4) Lastly, be default host and container use different network namespace. So using InetAddress.getLoopbackAddress() for talking to JVM in container would not work.

5) AttachAPI is using semaphores to send notification to the target JVM(s) when a client wants to connect to them. Again, by default container and host have different IPC namespace, so this mechanism won't work for JVMs running in container and host.

Workarounds/Solutions

There are some workarounds to handle these problems like using --netowrk=host docker option to fix problem 4 or using bind mounts, but they don't address problems 2 and 3.

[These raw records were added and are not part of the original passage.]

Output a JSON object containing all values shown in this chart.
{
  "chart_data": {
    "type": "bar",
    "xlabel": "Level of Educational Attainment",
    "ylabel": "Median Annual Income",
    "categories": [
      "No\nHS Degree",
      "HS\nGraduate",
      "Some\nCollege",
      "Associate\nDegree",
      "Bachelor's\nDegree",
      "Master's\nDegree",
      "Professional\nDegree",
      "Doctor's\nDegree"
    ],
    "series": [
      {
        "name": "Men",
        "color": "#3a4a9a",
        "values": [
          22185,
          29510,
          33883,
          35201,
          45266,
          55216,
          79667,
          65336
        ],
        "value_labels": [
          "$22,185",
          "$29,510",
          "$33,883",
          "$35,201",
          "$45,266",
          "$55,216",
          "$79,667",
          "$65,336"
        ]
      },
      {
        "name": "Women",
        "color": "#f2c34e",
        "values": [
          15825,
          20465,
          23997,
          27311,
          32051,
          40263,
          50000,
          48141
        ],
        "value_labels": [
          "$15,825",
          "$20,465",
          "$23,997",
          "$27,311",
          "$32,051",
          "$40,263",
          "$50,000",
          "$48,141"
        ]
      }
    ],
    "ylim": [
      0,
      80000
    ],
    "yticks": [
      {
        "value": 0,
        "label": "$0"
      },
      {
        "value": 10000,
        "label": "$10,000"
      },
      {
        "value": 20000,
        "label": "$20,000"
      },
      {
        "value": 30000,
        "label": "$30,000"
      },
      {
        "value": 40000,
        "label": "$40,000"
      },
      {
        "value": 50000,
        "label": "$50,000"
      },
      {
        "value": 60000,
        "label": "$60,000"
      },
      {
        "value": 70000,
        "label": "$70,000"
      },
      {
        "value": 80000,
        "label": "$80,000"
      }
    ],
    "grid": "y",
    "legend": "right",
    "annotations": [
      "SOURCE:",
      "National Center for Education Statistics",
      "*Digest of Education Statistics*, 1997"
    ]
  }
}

There is actually a way to look into container's file system by using /proc/PID/root which is a symbolic link to the process's root directory. So one way to handle these problems is to scan the entries in /proc fs and use /proc/PID/root/ instead of / as the root of the common directory to discover JVMs running inside a container. This way no bind mounting is required. Also the presence of its entry in the /proc should be enough to conclude the process is active and running, and the client wouldn't need to check for target's process existence explicitly.

To handle problem 4, I think the changes in comment to add a new property com.ibm.tools.attach.target.hostname and using InetAddress.getByName() make sense.

For problem 5, the user would have to start the docker container using --ipc=host to share the IPC namespace between the host and the container, which should not be much of a concern.